My wife is strongly in favor of funding college to the best of our ability. She feels not having a potentially large debt hanging over your head when you first start out is what’s most important. I agree with that, but I also tend to think anyone is not going to value something as much if it is simply given to them rather than them earning it. Now obviously the child will be earning the degree, but I’m talking about the paying for it. I just think it’s less valuable to them if they didn’t pay for it. On the third hand, I ‘paid’ for college with a combination of working and loans. Since what I really did every semester was sign a boring loan document piling on more debt instead of writing an actual check, I didn’t feel like I was paying for college at all.

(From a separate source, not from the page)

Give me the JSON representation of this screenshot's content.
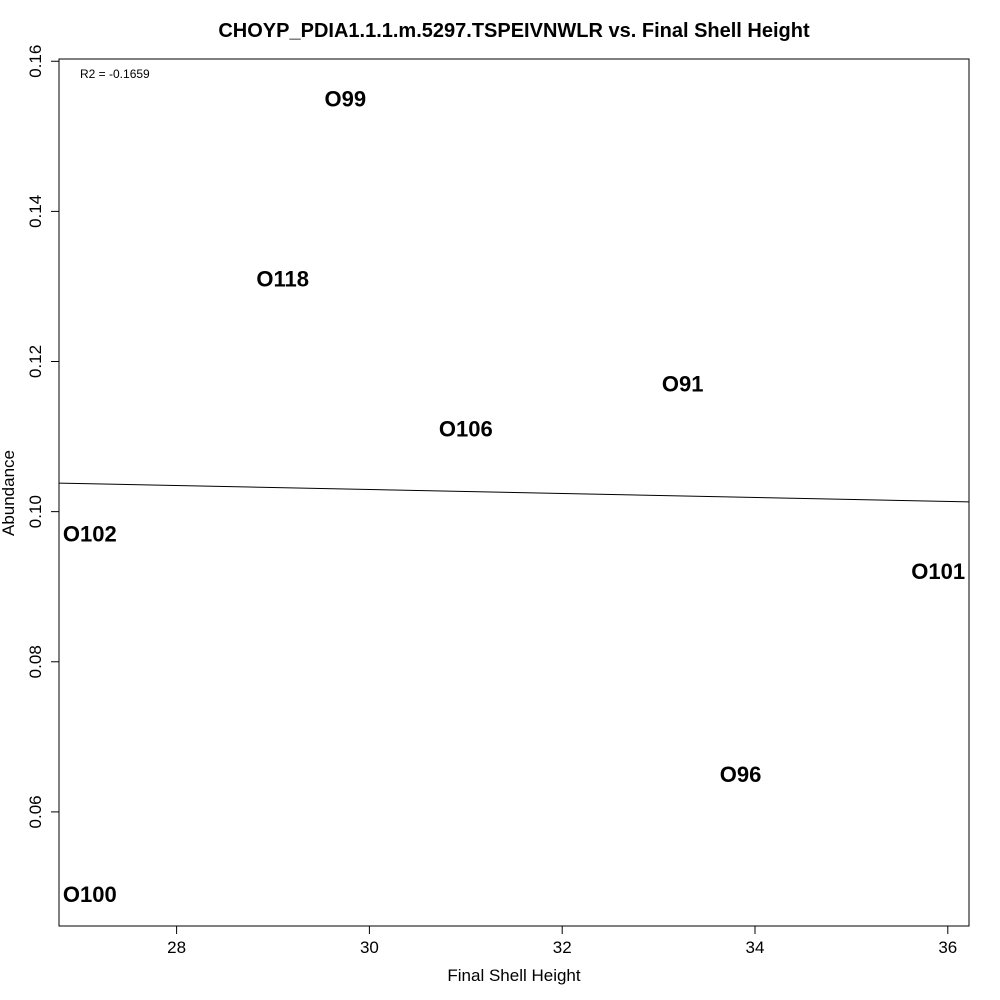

At any rate, we’re saving for both of their educations using a 529. I guess the goal should be to raise them to value the opportunity and send them off into the world debt-free. And that’s what we’ll try to do.

Update: Converting paper savings bonds to electronic

Wednesday, March 28th, 2007

Checked Treasury Direct today and they got the bonds I sent in the mail to convert into electronic form.  They’ve all been converted.  My account now shows the value of each bond along with pertinent details about the bond.  So the cycle is complete - all our savings bonds are now no longer paper.  Just have to remember not to lose my account number and password.